Blundellsands is an area of Crosby in the ceremonial county of Merseyside, England and in the historic county of Lancashire. The area was created as a suburb for wealthy businessmen from Liverpool by the Blundell family of Crosby Hall in the middle of the 19th century.

It is part of the Metropolitan Borough of Sefton, and a Sefton council electoral ward. At the 2001 census the population was recorded as 11,514. This area was not measured in the 2011 Census. For current figures see Blundellsands (Ward).

==Description==
Blundellsands is an area north to the city of Liverpool and to the west of Crosby with Hightown and Little Crosby to the north, Great Crosby and Thornton to the east and Brighton-le-Sands and Waterloo to the south.

The area is served by Blundellsands & Crosby and Hall Road railway stations. Its shoreline, the northern part of Crosby Beach, includes parts of the popular exhibit, Another Place, designed by the sculptor Antony Gormley. Several of the Gormley statues are accessible from the Burbo Bank car park.

By comparison to the residential areas of the wider Liverpool City Region, Blundellsands has a low population density combined with significantly higher than average property prices, it is therefore considered to be an affluent area of the region.

==Education==
There are several independent and public schools in the area.

==History==
Blundellsands was named in honour of the famous Blundell family of Little Crosby, Catholic recusants during the English Reformation, who owned the land upon which the area was built, beginning in the 1870s. The family dedicated land for recreation as well as for housing, including Key Park (1905).

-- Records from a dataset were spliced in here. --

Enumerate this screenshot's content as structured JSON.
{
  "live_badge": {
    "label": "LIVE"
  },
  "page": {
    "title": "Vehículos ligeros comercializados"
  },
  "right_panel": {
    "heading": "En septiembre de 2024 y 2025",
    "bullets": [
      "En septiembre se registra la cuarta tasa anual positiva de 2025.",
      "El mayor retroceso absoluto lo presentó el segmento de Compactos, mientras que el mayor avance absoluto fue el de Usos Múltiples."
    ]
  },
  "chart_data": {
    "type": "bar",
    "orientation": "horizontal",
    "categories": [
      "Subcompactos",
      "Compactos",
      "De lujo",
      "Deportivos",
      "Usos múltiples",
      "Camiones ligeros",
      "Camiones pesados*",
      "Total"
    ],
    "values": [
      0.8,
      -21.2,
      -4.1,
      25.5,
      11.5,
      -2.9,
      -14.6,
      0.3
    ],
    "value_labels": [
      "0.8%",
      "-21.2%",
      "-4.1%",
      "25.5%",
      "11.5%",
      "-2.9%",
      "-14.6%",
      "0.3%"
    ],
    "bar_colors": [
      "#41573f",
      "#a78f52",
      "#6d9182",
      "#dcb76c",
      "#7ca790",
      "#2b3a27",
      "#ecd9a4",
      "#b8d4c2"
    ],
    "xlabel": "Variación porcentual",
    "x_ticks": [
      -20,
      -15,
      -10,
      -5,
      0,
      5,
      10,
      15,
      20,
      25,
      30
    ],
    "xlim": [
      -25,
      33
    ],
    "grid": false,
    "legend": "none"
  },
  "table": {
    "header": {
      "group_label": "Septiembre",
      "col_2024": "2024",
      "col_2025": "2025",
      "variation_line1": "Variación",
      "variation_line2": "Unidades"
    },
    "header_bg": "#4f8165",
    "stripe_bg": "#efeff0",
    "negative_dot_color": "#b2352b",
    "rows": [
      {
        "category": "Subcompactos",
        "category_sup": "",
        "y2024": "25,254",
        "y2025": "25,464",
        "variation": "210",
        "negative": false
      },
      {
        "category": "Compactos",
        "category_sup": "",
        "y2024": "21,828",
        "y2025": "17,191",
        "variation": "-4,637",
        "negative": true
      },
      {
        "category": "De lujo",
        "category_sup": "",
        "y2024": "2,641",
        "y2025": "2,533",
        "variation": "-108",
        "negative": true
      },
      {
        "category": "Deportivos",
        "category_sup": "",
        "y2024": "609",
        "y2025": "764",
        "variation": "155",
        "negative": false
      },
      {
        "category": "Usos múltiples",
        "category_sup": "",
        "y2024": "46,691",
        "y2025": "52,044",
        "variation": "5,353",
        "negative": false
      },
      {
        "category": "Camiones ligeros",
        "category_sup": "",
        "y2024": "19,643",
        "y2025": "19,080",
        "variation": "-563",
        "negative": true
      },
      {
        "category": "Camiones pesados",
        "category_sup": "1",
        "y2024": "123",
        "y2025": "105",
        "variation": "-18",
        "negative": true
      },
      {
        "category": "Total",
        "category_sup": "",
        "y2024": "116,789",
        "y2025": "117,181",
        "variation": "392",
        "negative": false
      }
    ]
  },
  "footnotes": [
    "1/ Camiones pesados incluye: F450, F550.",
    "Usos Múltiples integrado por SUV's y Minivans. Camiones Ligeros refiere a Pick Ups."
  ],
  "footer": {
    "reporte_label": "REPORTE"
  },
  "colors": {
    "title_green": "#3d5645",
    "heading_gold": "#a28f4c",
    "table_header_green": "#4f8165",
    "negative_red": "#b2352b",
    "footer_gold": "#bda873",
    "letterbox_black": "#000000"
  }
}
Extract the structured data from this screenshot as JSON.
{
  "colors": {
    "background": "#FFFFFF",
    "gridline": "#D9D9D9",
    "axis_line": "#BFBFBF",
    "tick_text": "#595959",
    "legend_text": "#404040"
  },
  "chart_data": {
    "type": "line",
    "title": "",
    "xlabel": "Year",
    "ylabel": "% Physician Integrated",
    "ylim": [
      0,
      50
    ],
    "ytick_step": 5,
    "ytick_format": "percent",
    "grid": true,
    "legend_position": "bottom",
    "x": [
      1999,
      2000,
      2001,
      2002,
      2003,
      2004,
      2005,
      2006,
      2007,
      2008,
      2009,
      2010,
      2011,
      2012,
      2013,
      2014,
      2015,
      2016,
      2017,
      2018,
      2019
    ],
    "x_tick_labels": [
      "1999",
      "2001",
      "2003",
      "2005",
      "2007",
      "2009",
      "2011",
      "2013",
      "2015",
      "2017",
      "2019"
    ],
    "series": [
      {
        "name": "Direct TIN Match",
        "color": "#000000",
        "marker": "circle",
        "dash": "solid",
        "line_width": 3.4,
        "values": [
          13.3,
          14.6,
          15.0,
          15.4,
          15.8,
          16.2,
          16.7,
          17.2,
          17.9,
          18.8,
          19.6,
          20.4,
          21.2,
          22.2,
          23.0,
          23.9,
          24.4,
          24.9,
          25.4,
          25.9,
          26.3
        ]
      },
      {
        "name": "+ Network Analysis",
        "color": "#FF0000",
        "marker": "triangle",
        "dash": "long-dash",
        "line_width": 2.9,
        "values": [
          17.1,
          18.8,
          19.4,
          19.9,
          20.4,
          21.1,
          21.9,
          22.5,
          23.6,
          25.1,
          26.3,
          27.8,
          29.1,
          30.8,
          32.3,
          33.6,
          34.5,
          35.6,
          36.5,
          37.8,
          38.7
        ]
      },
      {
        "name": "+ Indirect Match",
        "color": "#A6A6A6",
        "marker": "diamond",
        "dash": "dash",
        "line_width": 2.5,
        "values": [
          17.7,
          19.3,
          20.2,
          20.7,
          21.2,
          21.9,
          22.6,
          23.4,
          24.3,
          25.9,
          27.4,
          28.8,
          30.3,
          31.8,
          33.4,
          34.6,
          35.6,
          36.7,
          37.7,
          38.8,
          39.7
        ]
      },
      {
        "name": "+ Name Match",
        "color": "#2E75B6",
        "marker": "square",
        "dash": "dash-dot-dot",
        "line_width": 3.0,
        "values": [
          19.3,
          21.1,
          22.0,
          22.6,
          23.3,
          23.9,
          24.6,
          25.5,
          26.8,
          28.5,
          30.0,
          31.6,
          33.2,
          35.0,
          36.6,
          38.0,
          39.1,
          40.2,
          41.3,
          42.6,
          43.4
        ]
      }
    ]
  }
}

Thomas Mellard Reade (1832–1909) architect laying out the Blundellsands estate in 1868. He was also a civil engineer, and geologist and worked at Liverpool University.

==Sport==
Blundellsands is the home of Waterloo Rugby Club, founded in 1882, and the West Lancashire Golf Club.

==Notable people==
Gerald Gardner, the founder of Gardnerian Wicca, a denomination of the Neopagan religion of Wicca, was born in Blundellsands in 1884, although he lived there for only a few years.

TV presenter Anne Robinson's family home was at St Michael's Road.